Petition Closed
Petitioning NCAA

Reverse the recommendations by the NCAA for D1 Men's and Women's Tennis

First and foremost, the NCAA recommendations will damage the integrity of the sport.

Second, play must have the possibility of three sets. Two-time defending Champion Coach Roland Thornqvist said it best: “Let’s make sure we don’t change the sport! Tennis IS the third set.” Four-time defending champion Coach Peter Smith says, “The coaches are working hard to make sure we play 3 full sets…We can’t play a breaker for the 3rd.”

Third, reducing doubles from an 8-game pro set to a 6 game set will reduce its importance. We cannot improve on the ITA’s statement of 8/17/12: “….this will further abbreviate an already shortened format.”

Fourth, reducing the time between the singles and doubles and reducing the changeover time will not significantly decrease the time the entire dual match will take.

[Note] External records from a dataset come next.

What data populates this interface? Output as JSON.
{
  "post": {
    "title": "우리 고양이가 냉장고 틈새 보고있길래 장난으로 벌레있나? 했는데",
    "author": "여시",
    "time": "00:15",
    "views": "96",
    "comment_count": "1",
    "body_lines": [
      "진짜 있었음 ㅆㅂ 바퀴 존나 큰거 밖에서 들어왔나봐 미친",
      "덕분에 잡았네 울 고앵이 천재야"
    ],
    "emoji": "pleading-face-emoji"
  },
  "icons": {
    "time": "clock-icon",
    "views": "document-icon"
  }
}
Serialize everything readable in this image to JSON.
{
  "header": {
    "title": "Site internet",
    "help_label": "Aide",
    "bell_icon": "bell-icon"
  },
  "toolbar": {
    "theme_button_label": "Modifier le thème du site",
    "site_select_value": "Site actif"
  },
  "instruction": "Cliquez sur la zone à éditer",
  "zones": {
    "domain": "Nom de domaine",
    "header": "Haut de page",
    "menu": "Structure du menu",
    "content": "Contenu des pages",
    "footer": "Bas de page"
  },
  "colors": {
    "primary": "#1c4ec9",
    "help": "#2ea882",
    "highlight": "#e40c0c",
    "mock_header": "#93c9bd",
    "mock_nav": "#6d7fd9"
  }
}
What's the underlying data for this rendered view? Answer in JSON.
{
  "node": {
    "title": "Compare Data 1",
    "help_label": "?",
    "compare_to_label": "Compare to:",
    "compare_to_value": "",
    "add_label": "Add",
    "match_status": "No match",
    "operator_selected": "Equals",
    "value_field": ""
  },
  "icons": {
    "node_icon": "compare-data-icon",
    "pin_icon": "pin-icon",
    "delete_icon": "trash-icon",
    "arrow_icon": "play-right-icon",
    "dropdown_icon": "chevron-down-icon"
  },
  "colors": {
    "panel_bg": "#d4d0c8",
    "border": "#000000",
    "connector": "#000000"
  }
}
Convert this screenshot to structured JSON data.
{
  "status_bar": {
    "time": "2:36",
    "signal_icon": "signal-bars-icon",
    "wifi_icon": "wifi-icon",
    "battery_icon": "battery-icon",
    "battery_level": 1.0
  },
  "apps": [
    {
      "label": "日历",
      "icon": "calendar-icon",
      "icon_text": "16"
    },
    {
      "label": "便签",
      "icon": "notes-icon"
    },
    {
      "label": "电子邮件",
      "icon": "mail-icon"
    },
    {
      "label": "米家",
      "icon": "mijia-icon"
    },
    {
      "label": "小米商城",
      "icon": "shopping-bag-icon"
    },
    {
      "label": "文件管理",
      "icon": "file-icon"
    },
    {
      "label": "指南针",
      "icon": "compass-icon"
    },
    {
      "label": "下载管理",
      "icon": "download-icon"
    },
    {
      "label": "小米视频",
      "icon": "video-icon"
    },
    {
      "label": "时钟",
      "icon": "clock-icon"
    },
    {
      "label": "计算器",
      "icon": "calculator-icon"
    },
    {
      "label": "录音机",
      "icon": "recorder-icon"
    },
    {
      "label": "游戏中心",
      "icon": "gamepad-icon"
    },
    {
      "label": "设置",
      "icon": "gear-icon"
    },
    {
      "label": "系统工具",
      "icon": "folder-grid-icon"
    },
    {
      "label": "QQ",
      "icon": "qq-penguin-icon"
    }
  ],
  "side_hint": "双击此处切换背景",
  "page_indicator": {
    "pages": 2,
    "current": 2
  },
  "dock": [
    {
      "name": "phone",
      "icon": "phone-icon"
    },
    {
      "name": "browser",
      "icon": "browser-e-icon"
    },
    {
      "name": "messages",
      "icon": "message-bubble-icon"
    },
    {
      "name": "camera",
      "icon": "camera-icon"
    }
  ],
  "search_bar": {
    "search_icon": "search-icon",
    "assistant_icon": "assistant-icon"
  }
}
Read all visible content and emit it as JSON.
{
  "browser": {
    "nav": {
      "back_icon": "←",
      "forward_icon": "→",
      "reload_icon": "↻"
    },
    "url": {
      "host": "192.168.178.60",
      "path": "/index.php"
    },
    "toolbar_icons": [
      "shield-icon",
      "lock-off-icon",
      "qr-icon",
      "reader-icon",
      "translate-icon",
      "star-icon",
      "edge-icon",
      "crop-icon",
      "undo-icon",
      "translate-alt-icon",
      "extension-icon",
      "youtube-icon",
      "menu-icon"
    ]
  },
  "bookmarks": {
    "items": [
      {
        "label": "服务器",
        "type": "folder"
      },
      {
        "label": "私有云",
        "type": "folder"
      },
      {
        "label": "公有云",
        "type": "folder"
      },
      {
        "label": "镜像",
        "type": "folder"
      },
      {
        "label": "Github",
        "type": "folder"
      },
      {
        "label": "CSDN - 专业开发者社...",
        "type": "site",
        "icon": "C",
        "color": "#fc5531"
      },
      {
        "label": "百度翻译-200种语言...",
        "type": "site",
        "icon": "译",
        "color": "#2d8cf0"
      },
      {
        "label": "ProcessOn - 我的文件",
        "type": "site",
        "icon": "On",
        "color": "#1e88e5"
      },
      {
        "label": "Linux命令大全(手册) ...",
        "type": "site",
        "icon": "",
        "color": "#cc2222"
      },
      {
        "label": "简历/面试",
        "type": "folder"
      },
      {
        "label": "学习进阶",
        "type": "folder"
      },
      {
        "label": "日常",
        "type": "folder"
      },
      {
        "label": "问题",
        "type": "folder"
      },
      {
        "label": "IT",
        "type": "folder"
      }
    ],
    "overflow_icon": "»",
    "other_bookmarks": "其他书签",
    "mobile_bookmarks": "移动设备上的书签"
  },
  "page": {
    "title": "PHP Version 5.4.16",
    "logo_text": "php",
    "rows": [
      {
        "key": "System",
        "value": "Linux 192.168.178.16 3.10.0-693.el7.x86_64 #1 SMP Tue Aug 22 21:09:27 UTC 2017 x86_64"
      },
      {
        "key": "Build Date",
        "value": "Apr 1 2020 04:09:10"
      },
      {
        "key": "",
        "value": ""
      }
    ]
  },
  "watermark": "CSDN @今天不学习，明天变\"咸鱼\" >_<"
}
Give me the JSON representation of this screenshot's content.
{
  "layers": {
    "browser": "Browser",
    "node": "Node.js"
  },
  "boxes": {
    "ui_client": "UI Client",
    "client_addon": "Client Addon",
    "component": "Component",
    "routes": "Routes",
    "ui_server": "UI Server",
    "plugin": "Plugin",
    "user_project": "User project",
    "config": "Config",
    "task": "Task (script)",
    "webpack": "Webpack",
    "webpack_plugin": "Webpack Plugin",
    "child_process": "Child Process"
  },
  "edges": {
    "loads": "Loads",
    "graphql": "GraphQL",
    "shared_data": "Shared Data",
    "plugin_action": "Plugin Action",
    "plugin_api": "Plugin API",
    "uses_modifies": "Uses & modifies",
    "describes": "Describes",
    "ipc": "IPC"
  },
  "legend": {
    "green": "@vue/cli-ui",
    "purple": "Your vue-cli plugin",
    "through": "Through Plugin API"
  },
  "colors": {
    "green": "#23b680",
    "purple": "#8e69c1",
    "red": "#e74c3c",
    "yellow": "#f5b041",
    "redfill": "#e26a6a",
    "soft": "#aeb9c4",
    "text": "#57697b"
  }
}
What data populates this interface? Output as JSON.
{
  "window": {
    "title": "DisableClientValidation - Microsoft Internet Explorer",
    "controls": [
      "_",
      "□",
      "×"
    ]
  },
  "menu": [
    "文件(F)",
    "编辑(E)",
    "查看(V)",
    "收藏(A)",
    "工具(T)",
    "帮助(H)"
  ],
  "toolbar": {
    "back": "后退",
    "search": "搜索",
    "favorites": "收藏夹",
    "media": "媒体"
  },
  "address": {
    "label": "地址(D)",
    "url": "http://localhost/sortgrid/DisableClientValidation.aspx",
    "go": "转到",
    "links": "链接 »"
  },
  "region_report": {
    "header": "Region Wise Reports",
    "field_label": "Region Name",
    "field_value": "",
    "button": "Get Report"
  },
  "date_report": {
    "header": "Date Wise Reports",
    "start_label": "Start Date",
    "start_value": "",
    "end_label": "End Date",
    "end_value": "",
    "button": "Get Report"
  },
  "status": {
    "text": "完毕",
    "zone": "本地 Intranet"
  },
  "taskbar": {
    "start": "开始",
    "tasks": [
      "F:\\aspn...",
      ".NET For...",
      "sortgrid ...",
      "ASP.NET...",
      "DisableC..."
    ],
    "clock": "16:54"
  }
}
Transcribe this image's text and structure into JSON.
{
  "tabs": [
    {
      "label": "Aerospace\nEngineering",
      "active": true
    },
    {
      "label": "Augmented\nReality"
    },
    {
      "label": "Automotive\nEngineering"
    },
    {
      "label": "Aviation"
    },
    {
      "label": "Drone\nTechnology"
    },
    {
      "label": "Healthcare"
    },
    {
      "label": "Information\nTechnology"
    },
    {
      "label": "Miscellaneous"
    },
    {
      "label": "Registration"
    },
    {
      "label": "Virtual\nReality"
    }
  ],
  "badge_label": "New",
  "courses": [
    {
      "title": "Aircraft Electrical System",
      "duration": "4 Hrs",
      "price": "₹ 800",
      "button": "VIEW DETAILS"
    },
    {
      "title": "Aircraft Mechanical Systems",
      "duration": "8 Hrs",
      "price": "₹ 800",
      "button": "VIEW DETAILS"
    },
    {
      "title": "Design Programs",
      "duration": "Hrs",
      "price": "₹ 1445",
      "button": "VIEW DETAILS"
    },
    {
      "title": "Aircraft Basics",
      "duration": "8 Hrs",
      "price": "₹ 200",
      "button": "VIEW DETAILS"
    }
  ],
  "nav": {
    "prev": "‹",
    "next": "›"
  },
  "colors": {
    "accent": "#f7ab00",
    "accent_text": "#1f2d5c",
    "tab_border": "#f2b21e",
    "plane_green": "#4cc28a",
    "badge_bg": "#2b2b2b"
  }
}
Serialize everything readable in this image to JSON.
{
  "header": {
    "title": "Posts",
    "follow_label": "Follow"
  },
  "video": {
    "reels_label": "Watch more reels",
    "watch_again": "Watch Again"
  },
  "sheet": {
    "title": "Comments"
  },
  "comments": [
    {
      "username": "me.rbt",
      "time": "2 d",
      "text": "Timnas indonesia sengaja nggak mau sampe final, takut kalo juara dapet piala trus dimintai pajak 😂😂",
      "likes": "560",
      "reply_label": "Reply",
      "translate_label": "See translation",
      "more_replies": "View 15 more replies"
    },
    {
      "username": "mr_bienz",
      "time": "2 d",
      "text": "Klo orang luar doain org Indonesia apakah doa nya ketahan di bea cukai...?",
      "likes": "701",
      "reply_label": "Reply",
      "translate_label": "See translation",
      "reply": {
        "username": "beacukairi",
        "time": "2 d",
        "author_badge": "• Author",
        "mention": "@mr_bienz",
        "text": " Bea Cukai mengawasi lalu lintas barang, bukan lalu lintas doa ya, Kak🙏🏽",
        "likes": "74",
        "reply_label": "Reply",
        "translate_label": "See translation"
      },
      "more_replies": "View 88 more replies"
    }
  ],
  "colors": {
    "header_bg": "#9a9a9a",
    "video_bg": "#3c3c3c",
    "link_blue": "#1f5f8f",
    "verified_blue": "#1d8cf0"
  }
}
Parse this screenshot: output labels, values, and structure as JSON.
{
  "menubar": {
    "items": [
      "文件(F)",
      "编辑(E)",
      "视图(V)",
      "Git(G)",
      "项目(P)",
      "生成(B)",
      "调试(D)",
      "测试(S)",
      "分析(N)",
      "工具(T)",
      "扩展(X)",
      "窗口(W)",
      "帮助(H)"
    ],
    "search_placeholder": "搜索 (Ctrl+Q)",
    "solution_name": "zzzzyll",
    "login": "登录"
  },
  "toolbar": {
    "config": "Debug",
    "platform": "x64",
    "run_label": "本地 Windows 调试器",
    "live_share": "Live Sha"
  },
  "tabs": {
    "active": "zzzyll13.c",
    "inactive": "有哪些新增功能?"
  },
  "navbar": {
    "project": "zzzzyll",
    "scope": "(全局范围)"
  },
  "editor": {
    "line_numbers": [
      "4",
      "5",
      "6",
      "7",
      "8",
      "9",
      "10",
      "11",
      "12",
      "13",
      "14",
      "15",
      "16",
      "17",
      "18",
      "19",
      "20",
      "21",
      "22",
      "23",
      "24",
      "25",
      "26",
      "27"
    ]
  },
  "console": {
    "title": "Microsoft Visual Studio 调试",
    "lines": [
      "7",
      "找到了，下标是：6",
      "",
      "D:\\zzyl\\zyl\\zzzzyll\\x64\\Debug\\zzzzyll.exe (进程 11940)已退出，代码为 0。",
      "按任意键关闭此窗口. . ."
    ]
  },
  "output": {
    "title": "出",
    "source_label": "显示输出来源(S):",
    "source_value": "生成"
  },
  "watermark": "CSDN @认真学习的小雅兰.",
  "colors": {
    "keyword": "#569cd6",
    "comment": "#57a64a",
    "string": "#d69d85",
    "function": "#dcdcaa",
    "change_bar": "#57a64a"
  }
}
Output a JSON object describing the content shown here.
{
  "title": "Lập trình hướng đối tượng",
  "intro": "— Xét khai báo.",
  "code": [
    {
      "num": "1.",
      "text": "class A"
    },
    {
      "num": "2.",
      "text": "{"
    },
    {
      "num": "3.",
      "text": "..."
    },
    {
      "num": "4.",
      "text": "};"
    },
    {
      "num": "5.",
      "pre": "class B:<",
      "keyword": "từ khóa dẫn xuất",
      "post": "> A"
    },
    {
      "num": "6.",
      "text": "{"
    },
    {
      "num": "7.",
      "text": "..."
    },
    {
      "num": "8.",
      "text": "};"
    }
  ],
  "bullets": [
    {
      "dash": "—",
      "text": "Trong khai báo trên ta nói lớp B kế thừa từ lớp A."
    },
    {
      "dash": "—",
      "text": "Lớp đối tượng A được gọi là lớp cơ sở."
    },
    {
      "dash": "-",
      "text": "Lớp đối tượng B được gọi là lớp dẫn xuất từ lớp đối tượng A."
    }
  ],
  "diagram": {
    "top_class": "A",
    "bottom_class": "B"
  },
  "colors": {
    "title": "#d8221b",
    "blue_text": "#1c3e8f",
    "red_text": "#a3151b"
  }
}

Fifth, college tennis requires much travel and the competition is the prize. Pro Jack Sock says it well:
“ (It is) Really unreasonable for players to sit in vans and airports for hours and hours to compete out of state, and then have to forgo warmups, play a quick 6 games to determine dubs pt, and have all that TRAVEL be hinged on a 10 pt match buster for 3rd set of singles....where is the reward in less playing time during actual competition?!”

Finally, these changes will reduce the quality of the play and eliminate college as a preparation for a possible career as a tennis professional for many top level juniors. John Isner, currently ranked 10 in the world, says, "I got where I am because of college tennis. The new proposed rule changes will be detrimental to player development. If it's not broken, don't fix it."

The NCAAs recommendations were made without significant input from college coaches, players, the ITA, USTA, or any other population that has a vested interest in college tennis.

When Jon Wertheim of Sports Illustrated was asked, “Honestly curious to know if you’ve heard from anyone that supports these changes?” His one word response? “Nope.”

Letter to
NCAA
I just signed the following petition addressed to: Ncaa.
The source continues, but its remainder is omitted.